Kaum ein Satellit würde bei einer Atomexplosion im Orbit heil davonkommen.
(Foto: REUTERS)
Russland entwickelt offenbar ein neues Waffensystem, das im Weltraum stationierte Satelliten zerstören soll, möglicherweise mit Atomraketen. Wie überraschend ist das, wie gefährlich wäre der Einsatz solcher Waffen und was bringt das Putin?
US-Regierungssprecher John Kirby hat bestätigt, dass Geheimdiensterkenntnissen zufolge Russland eine neue Anti-Satelliten-Waffe entwickelt. Dies stelle ein ernstes nationales Sicherheitsrisiko, aber keine akute Bedrohung für Amerikaner dar, sagt er in einer Pressekonferenz. Nähere Details, um was für ein System es sich dabei handeln könnte, nannte Kirby nicht, aber seine kurze Ansprache war trotzdem aufschlussreich.

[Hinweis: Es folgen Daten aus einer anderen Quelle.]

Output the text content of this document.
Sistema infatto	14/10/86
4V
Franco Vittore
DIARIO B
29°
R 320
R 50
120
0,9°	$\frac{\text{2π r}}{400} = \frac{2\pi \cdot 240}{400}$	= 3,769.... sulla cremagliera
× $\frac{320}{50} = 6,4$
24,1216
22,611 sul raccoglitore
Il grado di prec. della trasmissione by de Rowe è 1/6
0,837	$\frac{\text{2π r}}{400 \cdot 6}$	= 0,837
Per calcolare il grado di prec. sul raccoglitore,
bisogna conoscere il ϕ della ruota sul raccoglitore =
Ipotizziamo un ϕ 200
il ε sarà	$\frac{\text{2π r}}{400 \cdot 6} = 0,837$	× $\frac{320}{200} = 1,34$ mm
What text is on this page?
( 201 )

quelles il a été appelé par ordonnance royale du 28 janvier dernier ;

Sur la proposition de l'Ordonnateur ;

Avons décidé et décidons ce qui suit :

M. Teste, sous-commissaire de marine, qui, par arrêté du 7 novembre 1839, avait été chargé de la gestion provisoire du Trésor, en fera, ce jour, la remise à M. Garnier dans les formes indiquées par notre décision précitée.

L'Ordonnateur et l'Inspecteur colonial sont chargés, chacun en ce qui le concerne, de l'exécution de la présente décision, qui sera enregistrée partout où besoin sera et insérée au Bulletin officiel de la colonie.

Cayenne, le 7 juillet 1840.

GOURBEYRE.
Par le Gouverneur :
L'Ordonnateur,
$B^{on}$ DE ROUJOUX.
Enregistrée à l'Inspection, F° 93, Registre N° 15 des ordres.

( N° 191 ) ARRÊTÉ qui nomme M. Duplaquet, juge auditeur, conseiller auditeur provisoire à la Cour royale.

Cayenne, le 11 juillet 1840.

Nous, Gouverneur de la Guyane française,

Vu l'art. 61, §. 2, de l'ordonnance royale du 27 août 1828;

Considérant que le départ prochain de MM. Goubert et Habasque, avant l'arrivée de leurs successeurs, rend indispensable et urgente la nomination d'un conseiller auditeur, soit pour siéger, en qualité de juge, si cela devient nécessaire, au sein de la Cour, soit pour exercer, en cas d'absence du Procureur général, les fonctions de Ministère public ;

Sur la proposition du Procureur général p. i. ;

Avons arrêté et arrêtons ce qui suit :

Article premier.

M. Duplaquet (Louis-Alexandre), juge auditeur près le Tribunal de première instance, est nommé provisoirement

Atomwaffen beschrieben, aber nicht genannt
Kirby sagte nämlich, es handle sich um "weltraumbasierte" Waffen, die gegen den Weltraumvertrag von 1967 verstießen, der die Stationierung von Massenvernichtungswaffen im Weltraum verbiete und den Russland unterzeichnet habe. Ist das zutreffend, kann es sich nicht nur um "Killer-Satelliten" mit nuklearem Antrieb handeln, die nicht gegen den Vertrag verstoßen würden, sondern wahrscheinlich um Atomwaffen.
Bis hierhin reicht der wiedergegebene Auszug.